Trump’s lack of experience and knowledge of certain protocols may have complicated the issue, but the media and some politicians appear to have exaggerated the severity of the situation. Some observers have suggested that the president’s disclosures may negatively impact intelligence sharing between the U.S. and its international partners, but former intelligence officials don’t expect any significant changes.

“If something is really important for the Americans to know, they are going to pass it along. We are so dominant in intelligence collection that it is going to happen,” Wippl explained. “A lot of foreign intelligence services, they are very critical of the U.S. because the U.S. just leaks a lot. It’s endemic,” he added. “We do crazy things all the time, and we get away with it because we are powerful.”
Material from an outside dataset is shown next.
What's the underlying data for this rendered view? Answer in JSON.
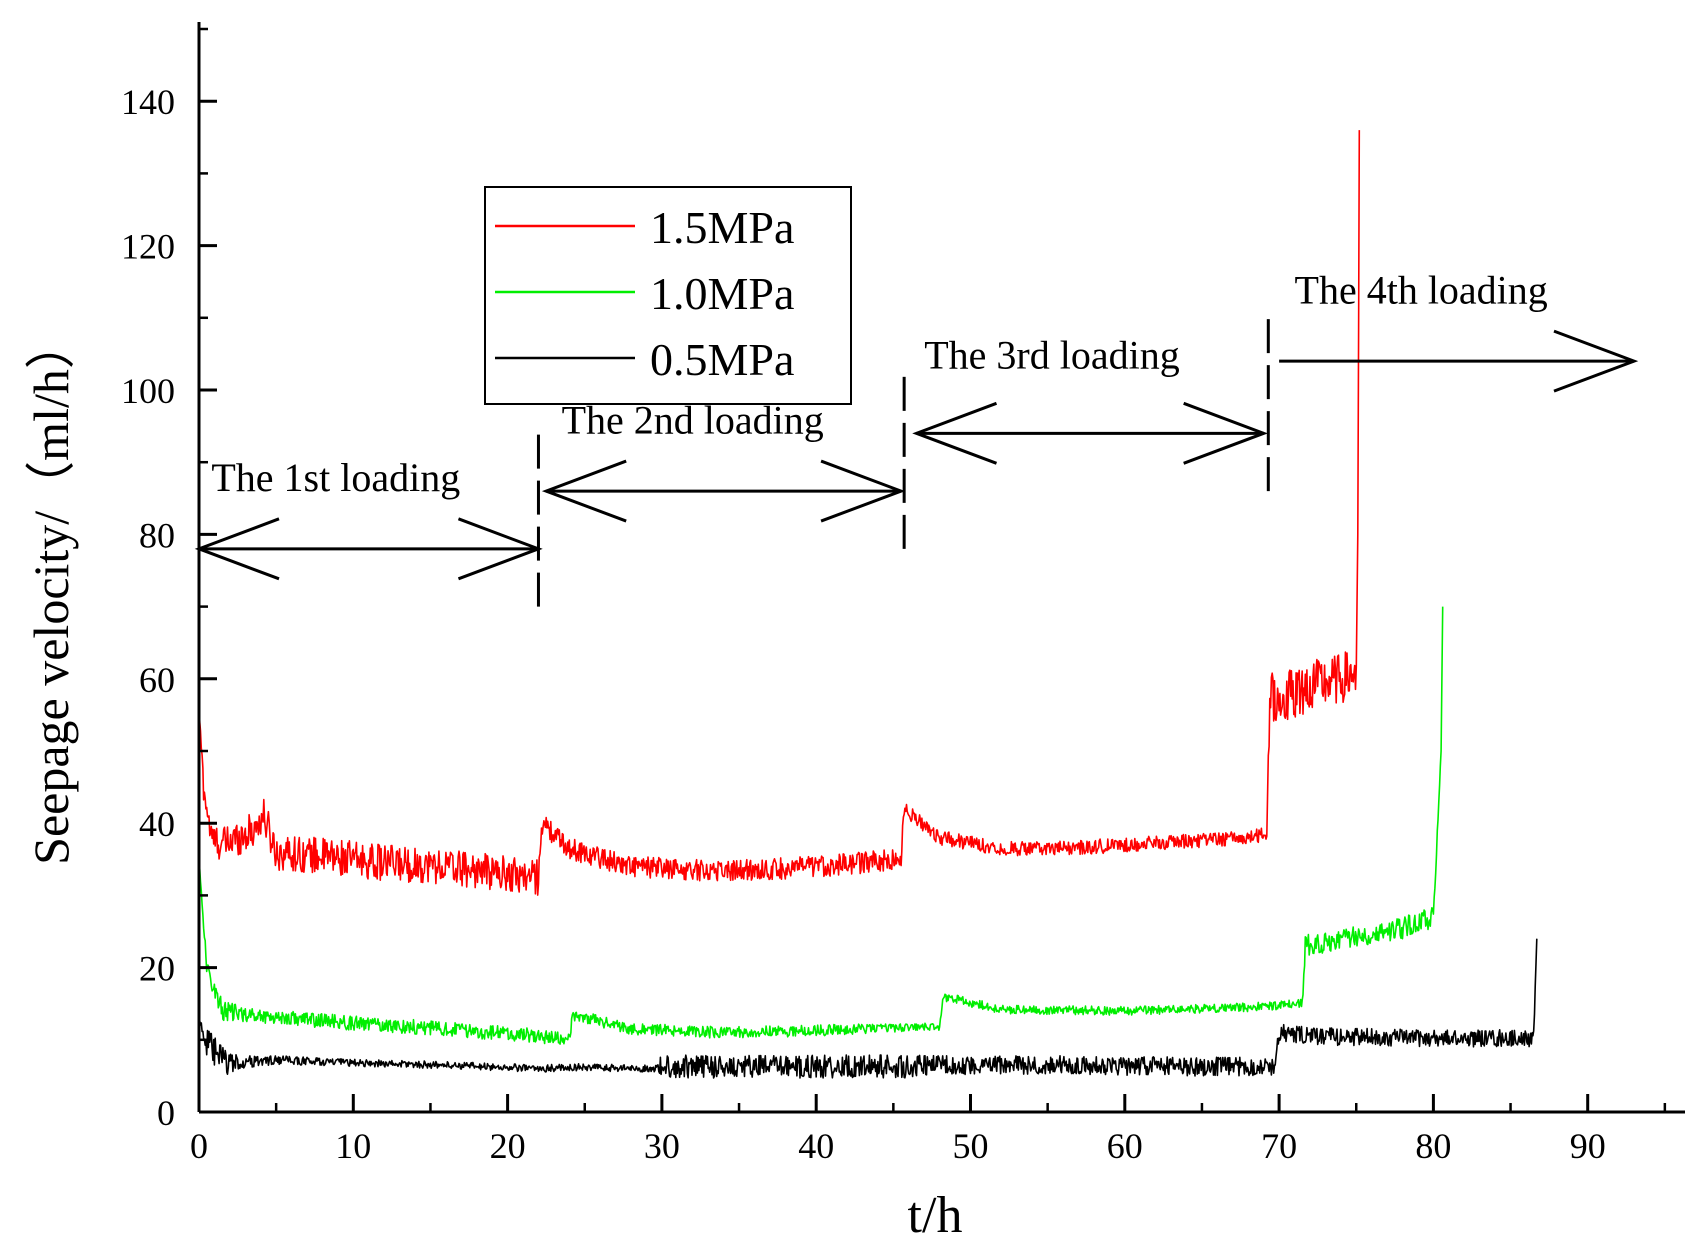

It is still unclear how much damage, if any, the president’s revelations, along with the subsequent media disclosures caused, but those in the intelligence business are experienced in dealing with leaks, which occur regularly.

“Mishaps that cause intelligence damage always happen, and should be viewed in the proper proportion,” Haim Tomer, the former head of Mossad’s Tevel Division, told Israel Defense, “In such a situation, a series of activities should be initiated to minimize the damage actually inflicted, to prevent future damage and move on. There is no substitute for the intelligence cooperation between Israel and the USA and the other intelligence services in the West.”

“Even if a public revelation had endangered the life of a human source, an evacuation plan could still be initiated to extricate that source,” he added, noting, “It is important to understand that putting an intelligence source at risk is an almost daily phenomenon.”

“The close intelligence cooperation with the USA will not be discontinued. It is an overriding interest of both countries,” Tomer further explained.

Perhaps the most serious issue from the latest debacle is the breakdown of trust between the president and the intelligence community, which could lead to more leaks and more divisive behavior.

“The main beneficiaries of this rupture in trust and its corrosive effects on the American establishment are the Russians,” Mowatt-Larssen wrote, concluding a recent opinion article. “That alone should give us reason to learn from this incident and move on the wiser for it.”